Dear Guide:
There is a famous quote attributed to Hunter S. Thompson that goes something like this:
"The music business is a cruel and shallow money trench, a long plastic hallway where thieves and pimps run free, and good men die like dogs. There's also a negative side."
I have seen this quote changed to describe many businesses from TV to film to corporate America in general. Do you guys have any idea where this quote came from or toward what business it was originally aimed? You are my only hope.
Thanks.
Dear Reader:
Fascinating, isn't it, how sardonically true those words ring in all the different contexts you mentioned? They also reek of Hunter S. Thompson, the man touted as the father of Gonzo Journalism, the man who described sports writers (whose ranks he rejoined late in life as an online columnist for ESPN) as "a rude & brainless subculture of fascist drunks," and who once said of Bill Clinton, "He may be a swine, but he's our swine."
Arguably, Thompson wasn't really a journalist at all (he denied it off and on himself), so much as a profane, lyrical, hyperactive critic of American culture. The New Journalism of the early '60s tipped the sacred cow of objective reporting; Gonzo Journalism by that I mean Hunter S. Thompson slaughtered it and tossed it on the barbie.
I started my research, then, on the supposition that Thompson probably did author this bitter indictment of the music industry, a good match in both style and substance to other witticisms credited to him. When I Googled the passage I found it everywhere usually, though not always, attributed to Thompson. However and here's a bracing lesson in the pitfalls of online research out of literally hundreds of instances where the quotation was cited, only a couple named a published source, and those were the hardest to find.
Not to mention the fact that there were at least half a dozen variants, to wit:
- "The music business is a cruel and shallow money trench, a long plastic hallway where thieves and pimps run free, and good men die like dogs. There's also a negative side."
- "The TV business is a cruel and shallow money trench, a long plastic hallway where thieves and pimps run free, and good men die like dogs. There's also a negative side."
- "The radio business is a cruel and shallow money trench, a long plastic hallway where thieves and pimps run free, and good men die like dogs. There's also a negative side."
- "The corporate communications world is a cruel and shallow money trench. A long plastic hallway where thieves and pimps run free and good men die like dogs."
- "Show business is a cruel and shallow money trench, a long dark plastic hallway where thieves, pimps and whores run free and most good or weak men die like dogs!"

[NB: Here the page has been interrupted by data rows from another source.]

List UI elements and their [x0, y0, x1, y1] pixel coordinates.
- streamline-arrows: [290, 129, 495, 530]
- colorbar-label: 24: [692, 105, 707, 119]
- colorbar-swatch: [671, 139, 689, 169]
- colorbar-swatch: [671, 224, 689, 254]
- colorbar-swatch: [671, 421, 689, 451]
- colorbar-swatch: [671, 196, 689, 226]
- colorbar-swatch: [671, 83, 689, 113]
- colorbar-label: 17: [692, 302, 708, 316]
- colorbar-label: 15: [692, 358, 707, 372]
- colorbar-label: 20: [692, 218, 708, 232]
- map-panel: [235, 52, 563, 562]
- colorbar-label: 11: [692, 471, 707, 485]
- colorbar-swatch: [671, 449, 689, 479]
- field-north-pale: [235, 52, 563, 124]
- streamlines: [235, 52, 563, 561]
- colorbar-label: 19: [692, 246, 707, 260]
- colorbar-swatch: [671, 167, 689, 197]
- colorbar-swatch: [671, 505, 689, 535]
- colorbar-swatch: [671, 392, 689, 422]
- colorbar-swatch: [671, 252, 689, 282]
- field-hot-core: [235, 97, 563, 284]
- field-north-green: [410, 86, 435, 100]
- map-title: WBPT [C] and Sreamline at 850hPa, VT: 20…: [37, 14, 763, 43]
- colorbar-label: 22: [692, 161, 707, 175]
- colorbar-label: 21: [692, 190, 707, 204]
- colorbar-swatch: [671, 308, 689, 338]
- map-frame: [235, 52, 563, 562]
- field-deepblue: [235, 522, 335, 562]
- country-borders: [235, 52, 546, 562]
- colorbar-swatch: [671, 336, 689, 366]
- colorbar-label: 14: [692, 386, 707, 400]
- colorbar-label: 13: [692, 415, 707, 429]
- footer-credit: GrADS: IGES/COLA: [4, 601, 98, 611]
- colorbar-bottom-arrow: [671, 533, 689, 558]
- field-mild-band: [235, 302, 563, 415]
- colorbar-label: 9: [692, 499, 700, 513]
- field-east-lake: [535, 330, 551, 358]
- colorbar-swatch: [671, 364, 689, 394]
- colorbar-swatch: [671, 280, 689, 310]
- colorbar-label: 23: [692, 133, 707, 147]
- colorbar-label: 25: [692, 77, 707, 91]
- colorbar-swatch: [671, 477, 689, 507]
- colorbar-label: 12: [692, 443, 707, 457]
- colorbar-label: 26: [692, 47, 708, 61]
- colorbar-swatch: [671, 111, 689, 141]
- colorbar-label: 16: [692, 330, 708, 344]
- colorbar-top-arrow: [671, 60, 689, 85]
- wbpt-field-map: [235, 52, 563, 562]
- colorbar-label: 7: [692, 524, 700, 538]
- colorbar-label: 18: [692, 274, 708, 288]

Never have I seen a turn of phrase so wantonly misused. Whatever the original words may have been and whoever may have authored them, people had clearly seen fit to freely adapt the passage for their own purposes, and others had repeated the adaptations without questioning their authenticity. The tag line, "There's also a negative side," was sometimes included, sometimes not. Other writers were occasionally cited as the author.